Он настойчиво тянул Позднякова в направлении двух «грузчиков». Сергей резко высвободился, сделал несколько шагов назад. Открыл рот, намереваясь отказаться от «любезного» приглашения. И в этот момент почувствовал боль в предплечье.

– Спокойно, без лишних движений! – услышал он чей-то голос за спиной. – Уже все. Теперь поздно дергаться, снотворное введено.

Голова вмиг отяжелела, окружающий пейзаж потерял контрастность. Деревья и машины стали призрачными, «потекли», Поздняков проваливался в мягкую вату. «Тук!» – один раз ударило в груди сердце и разбудило Сергея. Тот мотнул головой, отгоняя слабость. С усилием огляделся. «Грузчики» вели его к черному «Мицубиши Паджеро», придерживая под руки. А он, Сергей Поздняков, топал к чужому автомобилю, будто послушный теленок. Худощавый открыл дверцу…

Того, что шел справа, Сергей ударил изо всех сил, ногой по коленке. Что-то неприятно хрустнуло – это Поздняков запомнил хорошо, – и человек закричал. Второй не успел среагировать, удар в челюсть бросил его на боковину огромного джипа, и конвоир медленно пополз вниз.

Пленник не стал дожидаться, пока враг присядет окончательно. Уже на ходу, обернувшись на миг, заметил: из салона выбирается водитель. Но тот не собирался гоняться за Поздняковым – распахнув пиджак, он лапал кобуру пистолета. А худощавый уже выдернул ствол, причем не простой, с глушителем. Оказывается, ребята серьезно подготовились к встрече…

Не дожидаясь, пока бандиты откроют огонь, Сергей прыгнул через мостовую – рыбкой. В другой раз сам удивился бы собственной прыти. Такие упражнения ему не приходилось выполнять лет двадцать. Или больше? Только в Смоленске – пацанами – они вот так вот пугали шоферюг. На спор.

Страшно завизжали тормоза. Грузовик, под который чуть не угодил беглец, кубарем прокатившийся по асфальтовому полотну, остановился. Водитель высунулся из кабины, костеря «отмороженного придурка» по первое число. Но, завидев нескольких людей с пушками в руках, сам спрыгнул на мостовую и дал деру. В другую сторону, нежели Поздняков, – подальше от опасности…

«Тук! Тук!» – Сергей услышал, как пули угодили в темно-синий «Фольксваген», припаркованный у обочины. Слава богу, тот не взорвался. Теперь преследователи не пытались взять беглеца живым. Становилось очевидно: пистолеты они вытащили не для того, чтоб напугать Позднякова. Не получилось увезти с собой – решили мочить, прямо на месте. Понимание этого придало сил.

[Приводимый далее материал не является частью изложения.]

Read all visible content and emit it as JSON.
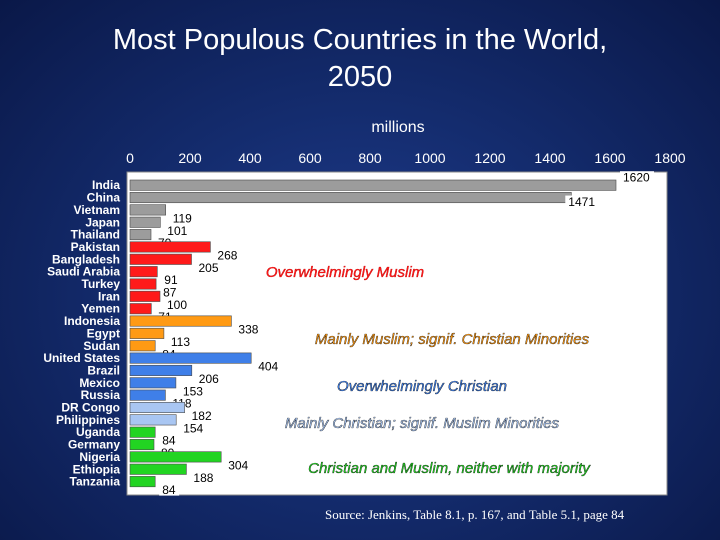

Директор турфирмы, вдруг осознав, что балансирует на самой кромке – между жизнью и смертью, – прыгнул на металлическую ограду, рывком перебросил тело через нее, свалился на траву, под деревья. И тут же, не дожидаясь, пока преследователи одолеют асфальтовое полотно, прополз десяток метров вперед, за бетонным бортиком. Вскочил на ноги – совсем не там, где ожидали киллеры, бросился за угол дома, во двор.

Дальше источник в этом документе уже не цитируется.